Most of the discussions we have in the software industry today revolve around developer productivity: How do we make it possible for fewer developers to produce more software in less time? Reducing the upfront costs and delivering quickly is essentially the mantra of the startup world: Move fast and break things.
However, the vast majority of time in software development is not spent in the initial development phase. For any successful project, an overwhelming amount of time is spent on maintaining that software. To keep your customers happy, it’s vital to continue improving the software, fixing bugs and enhancing performance. If you are hamstrung on your ability to innovate, constantly fighting bugs and delivering an inferior user experience, your competitors will be able to outmaneuver you in the marketplace.
Functional programming is a significant paradigm shift in the software world over the past 10 years. Slowly but surely, it has moved from a niche feature of a few uncommonly used languages to a mainstay of even the most established languages. Unlike preceding paradigms, functional programming makes a focus of assisting in not just the productivity of developers, but of long-term software maintenance.
The bane of many programs, especially concurrent and network programs, is the fact that data changes in unexpected ways. Functional programming advocates keeping most of your data immutable. Once created, the data does not change. You can share this data with other parts of your program without fear of it being changed or invalidated.
Languages like Haskell and Rust make this a cornerstone of their implementation. C++ offers the ability to opt-in to immutability. Many Java coding guidelines recommend defaulting to immutable data when possible.
Classic programming involves instructing the computer which steps to take to solve a problem. For example, to add up the numbers in a list, an imperative programming approach might be:
This kind of imperative approach works, but doesn’t scale particularly well. As problems become more complex, the imperative approach requires ever more complicated solutions. It’s difficult to separate logical components into multiple separate loops without sacrificing performance. And in the era of multicore programming, creating a multithreaded solution requires significant expertise with safe thread handling.
In functional programming, the preference is a declarative approach. Summing up a list is typically done as:
This approach naturally translates into a multicore solution. Instead of each loop needing to handle the complexities of thread management, a library author can write a parallel fold once. The caller can then replace their non-parallel fold with a parallel fold and immediately gain the benefits of multicore.
By combining this approach with other declarative programming methods, like mapping, functional programming can express complex data pipeline operations as a composition of many individual, simpler components. This forms the core of such well-known systems as Google’s MapReduce.
For years, the industry debate around typed languages was usually between the C++ and Java families versus the Python and Ruby families. The former introduced some sanity checks at compile time in exchange for lots of ceremony with explicit type annotations. This improved code maintenance somewhat, at the cost of significant developer productivity. Python and Ruby, by contrast, skipped the type annotations entirely, leaving them as a runtime concern. This boosted productivity, at the cost of maintainability.

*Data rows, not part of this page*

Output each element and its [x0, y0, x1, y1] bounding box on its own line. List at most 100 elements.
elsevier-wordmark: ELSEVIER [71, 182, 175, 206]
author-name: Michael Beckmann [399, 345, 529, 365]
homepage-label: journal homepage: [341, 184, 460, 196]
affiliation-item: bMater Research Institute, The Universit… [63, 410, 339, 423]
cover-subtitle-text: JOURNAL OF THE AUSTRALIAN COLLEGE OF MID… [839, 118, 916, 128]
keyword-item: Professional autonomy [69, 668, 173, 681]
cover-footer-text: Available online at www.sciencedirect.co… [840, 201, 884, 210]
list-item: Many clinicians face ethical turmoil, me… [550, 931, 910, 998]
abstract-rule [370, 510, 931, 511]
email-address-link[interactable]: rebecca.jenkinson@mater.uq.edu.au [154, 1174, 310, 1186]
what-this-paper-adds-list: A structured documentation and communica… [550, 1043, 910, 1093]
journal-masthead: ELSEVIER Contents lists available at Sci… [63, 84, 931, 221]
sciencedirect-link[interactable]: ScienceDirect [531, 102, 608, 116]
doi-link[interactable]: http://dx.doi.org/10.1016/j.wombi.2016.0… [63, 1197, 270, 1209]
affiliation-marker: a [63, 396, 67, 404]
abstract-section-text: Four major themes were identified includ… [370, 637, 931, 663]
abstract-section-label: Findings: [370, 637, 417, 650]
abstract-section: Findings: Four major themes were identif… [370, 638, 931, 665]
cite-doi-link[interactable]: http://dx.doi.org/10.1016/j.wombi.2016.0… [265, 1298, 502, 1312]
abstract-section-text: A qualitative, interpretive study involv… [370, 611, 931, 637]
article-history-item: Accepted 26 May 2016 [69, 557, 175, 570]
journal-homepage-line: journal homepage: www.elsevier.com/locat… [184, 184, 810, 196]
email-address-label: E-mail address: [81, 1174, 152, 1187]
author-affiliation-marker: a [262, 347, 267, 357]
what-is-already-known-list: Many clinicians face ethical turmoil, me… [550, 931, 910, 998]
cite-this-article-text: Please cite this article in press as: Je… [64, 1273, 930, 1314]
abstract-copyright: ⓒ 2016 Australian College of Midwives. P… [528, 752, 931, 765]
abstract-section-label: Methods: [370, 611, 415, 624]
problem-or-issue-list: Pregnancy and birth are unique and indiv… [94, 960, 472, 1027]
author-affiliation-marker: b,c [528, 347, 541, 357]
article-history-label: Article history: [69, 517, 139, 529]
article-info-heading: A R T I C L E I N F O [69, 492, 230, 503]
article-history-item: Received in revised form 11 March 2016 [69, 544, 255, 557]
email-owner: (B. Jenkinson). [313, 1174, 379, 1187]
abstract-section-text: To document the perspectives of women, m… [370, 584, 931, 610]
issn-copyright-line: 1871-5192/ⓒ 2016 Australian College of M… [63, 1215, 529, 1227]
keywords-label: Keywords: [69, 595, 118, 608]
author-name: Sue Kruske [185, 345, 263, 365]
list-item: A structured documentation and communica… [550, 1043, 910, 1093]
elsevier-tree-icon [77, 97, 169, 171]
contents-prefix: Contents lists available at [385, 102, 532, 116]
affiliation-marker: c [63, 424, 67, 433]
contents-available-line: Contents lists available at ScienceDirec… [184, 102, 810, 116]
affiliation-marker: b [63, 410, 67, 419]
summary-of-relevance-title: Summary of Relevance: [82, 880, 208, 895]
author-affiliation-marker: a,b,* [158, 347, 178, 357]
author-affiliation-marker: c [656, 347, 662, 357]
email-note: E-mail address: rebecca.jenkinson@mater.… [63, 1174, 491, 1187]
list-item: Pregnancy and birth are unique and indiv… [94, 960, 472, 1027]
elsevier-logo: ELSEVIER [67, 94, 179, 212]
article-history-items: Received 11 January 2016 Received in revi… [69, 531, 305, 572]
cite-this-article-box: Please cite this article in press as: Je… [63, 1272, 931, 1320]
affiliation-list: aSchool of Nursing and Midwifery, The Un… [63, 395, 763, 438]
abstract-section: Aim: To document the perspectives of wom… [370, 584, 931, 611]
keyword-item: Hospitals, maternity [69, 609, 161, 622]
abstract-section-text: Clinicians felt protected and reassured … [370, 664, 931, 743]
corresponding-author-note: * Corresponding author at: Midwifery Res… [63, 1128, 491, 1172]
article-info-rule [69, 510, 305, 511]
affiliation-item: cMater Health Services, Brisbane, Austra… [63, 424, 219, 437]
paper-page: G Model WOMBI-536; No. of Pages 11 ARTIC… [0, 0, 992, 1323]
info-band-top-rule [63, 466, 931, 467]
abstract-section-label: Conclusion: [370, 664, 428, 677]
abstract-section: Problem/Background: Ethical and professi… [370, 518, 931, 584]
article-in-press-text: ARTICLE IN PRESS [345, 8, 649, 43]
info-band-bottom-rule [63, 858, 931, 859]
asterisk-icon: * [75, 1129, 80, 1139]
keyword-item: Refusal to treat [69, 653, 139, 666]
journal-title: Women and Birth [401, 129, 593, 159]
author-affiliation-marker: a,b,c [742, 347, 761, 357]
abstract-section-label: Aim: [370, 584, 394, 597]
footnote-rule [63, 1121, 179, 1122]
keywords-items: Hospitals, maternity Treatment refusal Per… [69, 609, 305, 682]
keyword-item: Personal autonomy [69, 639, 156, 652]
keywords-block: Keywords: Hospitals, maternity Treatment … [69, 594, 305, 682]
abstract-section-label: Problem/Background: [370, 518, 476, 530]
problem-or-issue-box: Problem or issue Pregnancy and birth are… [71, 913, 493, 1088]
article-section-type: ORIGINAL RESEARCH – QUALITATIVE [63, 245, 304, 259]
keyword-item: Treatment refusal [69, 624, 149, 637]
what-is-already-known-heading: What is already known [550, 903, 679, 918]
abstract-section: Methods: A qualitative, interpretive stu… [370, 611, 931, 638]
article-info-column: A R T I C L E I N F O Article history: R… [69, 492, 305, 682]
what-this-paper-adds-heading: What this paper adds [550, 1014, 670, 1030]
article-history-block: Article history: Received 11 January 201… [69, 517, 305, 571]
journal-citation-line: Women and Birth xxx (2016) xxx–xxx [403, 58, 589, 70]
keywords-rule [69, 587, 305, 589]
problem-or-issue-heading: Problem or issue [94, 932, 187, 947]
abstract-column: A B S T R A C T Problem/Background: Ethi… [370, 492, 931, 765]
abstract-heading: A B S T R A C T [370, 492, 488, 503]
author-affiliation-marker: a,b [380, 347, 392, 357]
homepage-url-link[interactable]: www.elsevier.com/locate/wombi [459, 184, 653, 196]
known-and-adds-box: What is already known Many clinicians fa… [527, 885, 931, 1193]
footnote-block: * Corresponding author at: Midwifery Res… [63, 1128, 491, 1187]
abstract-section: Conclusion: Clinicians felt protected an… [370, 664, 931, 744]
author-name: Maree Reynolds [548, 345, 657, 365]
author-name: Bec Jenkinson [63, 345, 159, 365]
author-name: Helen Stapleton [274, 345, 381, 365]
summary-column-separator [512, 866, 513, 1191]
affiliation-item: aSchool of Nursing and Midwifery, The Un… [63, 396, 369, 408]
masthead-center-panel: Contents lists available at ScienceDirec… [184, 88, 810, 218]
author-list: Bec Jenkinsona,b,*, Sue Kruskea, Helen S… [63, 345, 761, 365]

The functional world went a different way: strong, expressive type systems with type inference. Type inference avoided much of the boilerplate introduced by the C++-style of type systems, allowing productivity on a par with Python and Ruby. The strong type systems in functional languages allowed even more guarantees to be expressed in types, improving maintainability beyond the levels of C++ and Java.
These days, even dynamically typed languages like Python are beginning to introduce type systems due to the massive gains they are demonstrating. New languages like Rust are borrowing some of the most popular type system features from functional languages like Haskell and O’Caml: sum types, traits and more.
It’s important to note that you do not need to completely rewrite all of your software in a functional programming language to reap many of the benefits of functional programming. You can begin rolling out functional features in your existing software today with improvements to your internal coding guidelines. Focusing on some of the features above, and many of the other inspirations from functional programming, is a great start.
With the rise of microservices architectures, a hybrid deployment model may make a lot of sense. Oftentimes, offloading a particularly critical piece of business logic to a separate, well-tested functional programming codebase, connected via network APIs, can reduce the burden on the rest of your team and increase the stability of your software.